Mais ce qui a baissé en réalité, ce n’est pas la taille des instituteurs mais leur niveau de vie. Les géants d’hier sont devenus des nains.
En parcourant un site de petites annonces, je suis tombé sur cette magnifique offre d’emploi: «Cherche enseignant des écoles (maternelles), expérience exigée, salaire 2500 DH». Que dire?
Sur des sites quasi-officiels, vous pouvez trouver des «phrases de motivation» renversantes de stupidité comme «le salaire moyen est compris entre 3.000 et 4.000 DH… Mais vous pouvez gagner plus avec les heures supplémentaires». Carrément!
En réalité, le principe des heures sup’ a complètement dévoyé le système d’enseignement marocain, à tous les niveaux. Ce principe est une hérésie. Parce qu’on vous dit: «Vous voulez que votre enfant ait de meilleurs notes? Vous trouvez qu’il n’est pas assidu en classe? Que les cours sont trop ceci et pas assez cela? Mettez-le aux heures sup’ et passez à la caisse!».

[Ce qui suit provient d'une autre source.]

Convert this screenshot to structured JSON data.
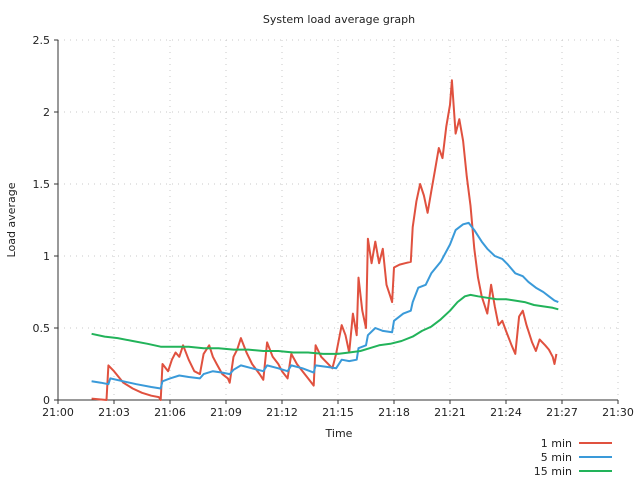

Au lieu de les payer correctement pour assurer un niveau d’enseignement décent, l’Etat ferme les yeux, voire pousse les enseignants, tous niveaux confondus, à faire des heures sup’. Celui qui perd, c’est l’élève, l’étudiant, et ses parents.
Remarquez au passage que c’est le principe même de la gratuité de l’enseignement et du service public qui est jeté à la poubelle!
Le Maroc a tenté maintes fois de réformer son système d’enseignement. Toutes les réformes ont lamentablement échoué. Pour des raisons multiples et diverses, bien entendu, dont ces vagues d’arabisation non maÏtrisées. Mais aucune réforme n’a valorisé l’élément-clé de l’enseignement: l’enseignant lui-même, le «prophète». Un «prophète» dont les conditions de vie et de travail ont été continuellement dégradées.
Surtout l’instituteur, celui qui assure les premiers pas de l’enfant dans le monde réel, extérieur, adulte. Chapeau bas à ces femmes et hommes, ces derniers prophètes, ces Don Quichotte, qui n’ont plus que la foi et le courage, et qui arrivent malgré tout à transmettre quelque chose à nos enfants.